Female cricket players will only be protected from sharing facilities and competing with “trans” males if they’re “good enough”, according to a new ECB ruling that has been slammed for letting women down. The Telegraph has more.
Transgender women are to be banned from professional and semi-professional women’s cricket in England – but controversially not from the grass-roots game.
As revealed by Telegraph Sport, the England and Wales Cricket Board on Thursday announced its long-awaited new trans policy following a review of its existing rules.
Those rules are among the most liberal in sport, allowing anyone identifying as female to play in women’s cricket – subject to written ECB clearance only for “professional club and England pathway teams”.
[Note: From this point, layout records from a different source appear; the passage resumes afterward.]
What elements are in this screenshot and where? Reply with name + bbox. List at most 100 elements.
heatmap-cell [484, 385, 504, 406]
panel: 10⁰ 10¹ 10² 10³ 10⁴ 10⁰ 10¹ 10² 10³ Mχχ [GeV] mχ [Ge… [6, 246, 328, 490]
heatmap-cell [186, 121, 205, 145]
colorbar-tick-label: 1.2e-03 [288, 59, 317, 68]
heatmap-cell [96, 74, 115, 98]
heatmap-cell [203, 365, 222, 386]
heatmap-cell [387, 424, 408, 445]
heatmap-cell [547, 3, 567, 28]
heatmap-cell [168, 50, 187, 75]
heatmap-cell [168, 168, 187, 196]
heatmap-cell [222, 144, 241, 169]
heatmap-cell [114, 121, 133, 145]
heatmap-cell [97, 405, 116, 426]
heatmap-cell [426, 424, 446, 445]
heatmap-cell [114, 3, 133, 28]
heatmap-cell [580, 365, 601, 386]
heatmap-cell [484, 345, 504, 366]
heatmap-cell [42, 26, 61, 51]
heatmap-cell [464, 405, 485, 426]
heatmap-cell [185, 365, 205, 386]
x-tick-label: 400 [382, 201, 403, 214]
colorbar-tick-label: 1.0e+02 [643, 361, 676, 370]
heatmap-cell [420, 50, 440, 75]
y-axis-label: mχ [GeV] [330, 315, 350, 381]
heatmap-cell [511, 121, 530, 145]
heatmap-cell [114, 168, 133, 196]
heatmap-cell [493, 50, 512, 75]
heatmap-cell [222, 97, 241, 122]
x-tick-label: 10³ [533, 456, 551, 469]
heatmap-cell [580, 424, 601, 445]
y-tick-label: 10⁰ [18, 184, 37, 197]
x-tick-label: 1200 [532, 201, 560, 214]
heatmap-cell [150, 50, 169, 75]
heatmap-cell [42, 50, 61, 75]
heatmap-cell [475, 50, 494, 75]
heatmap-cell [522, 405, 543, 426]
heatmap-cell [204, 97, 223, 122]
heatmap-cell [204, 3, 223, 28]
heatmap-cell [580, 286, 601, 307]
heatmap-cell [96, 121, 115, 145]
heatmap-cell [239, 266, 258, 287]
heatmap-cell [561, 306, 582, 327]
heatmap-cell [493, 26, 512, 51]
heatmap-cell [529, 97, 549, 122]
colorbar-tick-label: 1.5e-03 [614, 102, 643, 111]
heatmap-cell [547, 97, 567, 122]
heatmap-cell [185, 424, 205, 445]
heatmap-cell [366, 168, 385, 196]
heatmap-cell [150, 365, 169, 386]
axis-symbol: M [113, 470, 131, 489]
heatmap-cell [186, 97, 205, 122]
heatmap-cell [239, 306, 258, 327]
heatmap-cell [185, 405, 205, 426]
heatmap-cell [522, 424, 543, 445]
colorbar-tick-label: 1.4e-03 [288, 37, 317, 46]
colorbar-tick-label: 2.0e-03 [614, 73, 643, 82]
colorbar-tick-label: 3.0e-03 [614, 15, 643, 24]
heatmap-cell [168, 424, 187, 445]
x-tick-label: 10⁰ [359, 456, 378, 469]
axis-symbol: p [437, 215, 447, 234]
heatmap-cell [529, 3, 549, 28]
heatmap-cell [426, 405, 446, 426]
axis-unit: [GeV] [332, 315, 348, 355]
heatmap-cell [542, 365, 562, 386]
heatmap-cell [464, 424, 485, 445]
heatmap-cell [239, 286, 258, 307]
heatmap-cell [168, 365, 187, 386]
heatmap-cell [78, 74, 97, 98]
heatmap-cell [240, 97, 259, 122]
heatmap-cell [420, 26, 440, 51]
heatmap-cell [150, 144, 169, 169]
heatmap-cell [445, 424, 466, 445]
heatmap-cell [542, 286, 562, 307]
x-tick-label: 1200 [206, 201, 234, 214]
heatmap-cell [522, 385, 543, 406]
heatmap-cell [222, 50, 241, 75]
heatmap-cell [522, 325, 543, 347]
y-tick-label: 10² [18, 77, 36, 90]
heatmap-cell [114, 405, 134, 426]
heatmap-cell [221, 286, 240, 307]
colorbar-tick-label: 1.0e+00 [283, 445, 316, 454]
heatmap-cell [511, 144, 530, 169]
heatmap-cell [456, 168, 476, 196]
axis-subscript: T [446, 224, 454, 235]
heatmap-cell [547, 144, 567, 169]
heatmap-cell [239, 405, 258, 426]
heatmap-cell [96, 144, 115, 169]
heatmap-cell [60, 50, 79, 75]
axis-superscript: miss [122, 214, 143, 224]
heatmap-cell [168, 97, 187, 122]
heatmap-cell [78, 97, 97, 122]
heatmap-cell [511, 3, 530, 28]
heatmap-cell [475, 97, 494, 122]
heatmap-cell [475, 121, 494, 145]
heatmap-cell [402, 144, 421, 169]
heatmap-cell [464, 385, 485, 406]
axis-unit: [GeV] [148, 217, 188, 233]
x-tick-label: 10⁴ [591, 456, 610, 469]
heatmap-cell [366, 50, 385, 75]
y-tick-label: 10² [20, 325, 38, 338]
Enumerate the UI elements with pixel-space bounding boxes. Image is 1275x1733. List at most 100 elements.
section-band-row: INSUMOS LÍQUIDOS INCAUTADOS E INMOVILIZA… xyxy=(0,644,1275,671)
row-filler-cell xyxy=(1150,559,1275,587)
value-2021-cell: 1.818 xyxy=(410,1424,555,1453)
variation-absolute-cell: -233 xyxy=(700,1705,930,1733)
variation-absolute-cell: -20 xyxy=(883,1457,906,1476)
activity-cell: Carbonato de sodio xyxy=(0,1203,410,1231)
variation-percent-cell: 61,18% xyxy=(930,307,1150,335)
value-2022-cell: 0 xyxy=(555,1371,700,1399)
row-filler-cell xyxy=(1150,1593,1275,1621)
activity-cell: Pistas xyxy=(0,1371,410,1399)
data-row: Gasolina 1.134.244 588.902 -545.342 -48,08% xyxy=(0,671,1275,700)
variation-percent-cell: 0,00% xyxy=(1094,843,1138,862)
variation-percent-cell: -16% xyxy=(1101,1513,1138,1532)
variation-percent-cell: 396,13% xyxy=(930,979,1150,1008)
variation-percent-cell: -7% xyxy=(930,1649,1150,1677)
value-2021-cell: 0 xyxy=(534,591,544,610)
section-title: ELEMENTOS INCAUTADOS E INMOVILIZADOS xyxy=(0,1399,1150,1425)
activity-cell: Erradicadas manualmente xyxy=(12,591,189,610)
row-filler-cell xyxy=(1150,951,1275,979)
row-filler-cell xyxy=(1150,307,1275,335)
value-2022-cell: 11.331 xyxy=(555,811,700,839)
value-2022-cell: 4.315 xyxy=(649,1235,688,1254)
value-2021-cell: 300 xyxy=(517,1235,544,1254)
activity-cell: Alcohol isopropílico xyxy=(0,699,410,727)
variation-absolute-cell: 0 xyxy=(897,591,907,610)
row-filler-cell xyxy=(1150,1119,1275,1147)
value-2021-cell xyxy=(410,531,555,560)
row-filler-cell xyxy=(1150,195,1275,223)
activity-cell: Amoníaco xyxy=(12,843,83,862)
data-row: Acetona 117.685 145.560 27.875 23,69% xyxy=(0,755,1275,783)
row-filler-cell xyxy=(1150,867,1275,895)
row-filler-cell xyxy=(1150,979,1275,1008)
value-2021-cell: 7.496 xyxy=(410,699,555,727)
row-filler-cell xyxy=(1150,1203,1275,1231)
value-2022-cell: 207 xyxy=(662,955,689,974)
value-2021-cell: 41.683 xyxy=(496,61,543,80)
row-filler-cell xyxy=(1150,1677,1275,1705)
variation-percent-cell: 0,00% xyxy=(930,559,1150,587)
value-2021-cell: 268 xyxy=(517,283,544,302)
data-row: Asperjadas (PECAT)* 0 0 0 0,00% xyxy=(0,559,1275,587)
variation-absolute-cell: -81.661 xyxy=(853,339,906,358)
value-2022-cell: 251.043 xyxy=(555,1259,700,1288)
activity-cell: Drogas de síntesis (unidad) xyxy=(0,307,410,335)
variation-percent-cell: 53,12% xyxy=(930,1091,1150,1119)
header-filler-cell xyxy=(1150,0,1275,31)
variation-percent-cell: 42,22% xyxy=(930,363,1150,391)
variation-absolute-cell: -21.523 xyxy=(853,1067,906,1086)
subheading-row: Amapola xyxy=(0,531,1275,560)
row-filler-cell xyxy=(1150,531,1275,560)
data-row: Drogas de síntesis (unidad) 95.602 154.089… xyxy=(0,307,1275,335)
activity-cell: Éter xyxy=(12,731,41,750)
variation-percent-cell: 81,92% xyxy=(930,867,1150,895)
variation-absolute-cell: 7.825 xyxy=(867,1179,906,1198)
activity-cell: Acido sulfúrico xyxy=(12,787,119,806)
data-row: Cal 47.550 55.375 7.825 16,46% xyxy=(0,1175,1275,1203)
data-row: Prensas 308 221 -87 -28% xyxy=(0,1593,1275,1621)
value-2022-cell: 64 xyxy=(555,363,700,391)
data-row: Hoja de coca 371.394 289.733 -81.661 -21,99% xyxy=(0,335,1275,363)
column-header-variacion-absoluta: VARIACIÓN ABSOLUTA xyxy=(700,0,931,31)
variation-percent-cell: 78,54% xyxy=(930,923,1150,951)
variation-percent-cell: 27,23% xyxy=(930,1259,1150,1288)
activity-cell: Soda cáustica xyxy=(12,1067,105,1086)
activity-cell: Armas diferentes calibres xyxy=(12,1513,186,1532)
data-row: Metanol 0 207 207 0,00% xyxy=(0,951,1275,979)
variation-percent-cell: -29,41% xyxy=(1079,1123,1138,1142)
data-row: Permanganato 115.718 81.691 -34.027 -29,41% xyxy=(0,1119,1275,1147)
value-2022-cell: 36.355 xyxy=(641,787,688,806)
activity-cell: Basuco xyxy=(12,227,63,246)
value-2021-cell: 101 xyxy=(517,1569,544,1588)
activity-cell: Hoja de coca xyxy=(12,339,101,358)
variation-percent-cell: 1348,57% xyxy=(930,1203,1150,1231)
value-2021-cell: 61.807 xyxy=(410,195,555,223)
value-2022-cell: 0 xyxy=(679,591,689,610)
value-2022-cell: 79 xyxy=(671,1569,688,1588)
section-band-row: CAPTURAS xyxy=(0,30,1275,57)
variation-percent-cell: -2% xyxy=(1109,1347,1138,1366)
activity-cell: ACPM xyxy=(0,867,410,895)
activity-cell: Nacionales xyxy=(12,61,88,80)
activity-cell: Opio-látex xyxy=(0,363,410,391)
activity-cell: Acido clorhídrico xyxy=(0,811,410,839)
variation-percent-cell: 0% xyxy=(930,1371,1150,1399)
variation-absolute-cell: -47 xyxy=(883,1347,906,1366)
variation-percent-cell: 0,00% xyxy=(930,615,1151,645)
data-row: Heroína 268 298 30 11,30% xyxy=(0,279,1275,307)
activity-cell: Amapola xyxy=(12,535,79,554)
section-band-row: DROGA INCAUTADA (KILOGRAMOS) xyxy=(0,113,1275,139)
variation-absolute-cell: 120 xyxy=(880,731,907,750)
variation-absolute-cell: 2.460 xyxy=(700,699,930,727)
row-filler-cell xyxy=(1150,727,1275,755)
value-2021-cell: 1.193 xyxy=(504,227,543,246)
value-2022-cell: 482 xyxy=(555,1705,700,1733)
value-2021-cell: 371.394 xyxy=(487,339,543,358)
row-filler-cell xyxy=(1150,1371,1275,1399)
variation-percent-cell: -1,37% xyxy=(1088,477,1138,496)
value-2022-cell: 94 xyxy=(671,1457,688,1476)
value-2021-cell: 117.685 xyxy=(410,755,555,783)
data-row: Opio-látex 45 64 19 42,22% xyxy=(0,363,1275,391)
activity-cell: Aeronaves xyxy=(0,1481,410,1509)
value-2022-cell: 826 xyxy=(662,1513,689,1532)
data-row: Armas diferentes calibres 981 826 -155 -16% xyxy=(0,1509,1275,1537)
This has long sparked major concern among women’s rights campaigners about fairness and safety for those born female, including around shared changing facilities.
The ECB’s new policy has been announced almost a year after the ICC banned anyone to have gone through male puberty from playing in events such as the Women’s Ashes or World Cup.
That was after Canada’s Danielle McGahey became the first transgender cricketer to play an official Twenty20 international.
The ECB’s policy will mirror that of the ICC at the highest levels – tier one and two – of the new women’s game pyramid that begins next year.
However, the ban will not apply below that, with anyone who identifies as female still able to play in women’s and girls’ competitions.
The participation of transgender women will instead be policed under the ECB’s “disparity policy”, which covers any player deemed to have a significant strength, stamina or physique advantage over their opponents.
The current policy allows the game’s authorities to make “non-binding” recommendations when it comes to such players on the grounds of fairness or safety. …
The current ECB policy has raised concerns about changing facilities, with a frequently-asked-questions document produced by the governing body stating: “Trans people should have access to toilets, showers and changing rooms that accord with their gender identity wherever possible.”
Sharron Davies, the British swimming icon denied Olympic gold in 1980 by state-sponsored doping in East Germany, and a leading voice in the trans debate, branded the new policy “a coward’s cop-out”. She added: “If it’s dangerous, unfair and unsafe at professional and semi-professional level, it’s the same at grass-roots or pathways. The ECB can’t say, ‘We’ll protect these females but not these females – because they’re not good enough’. All sport for females should be protected and an open category created, made welcoming of all, no matter how they identify. It’s wilful negligence to pretend biological males and females aren’t physically different.”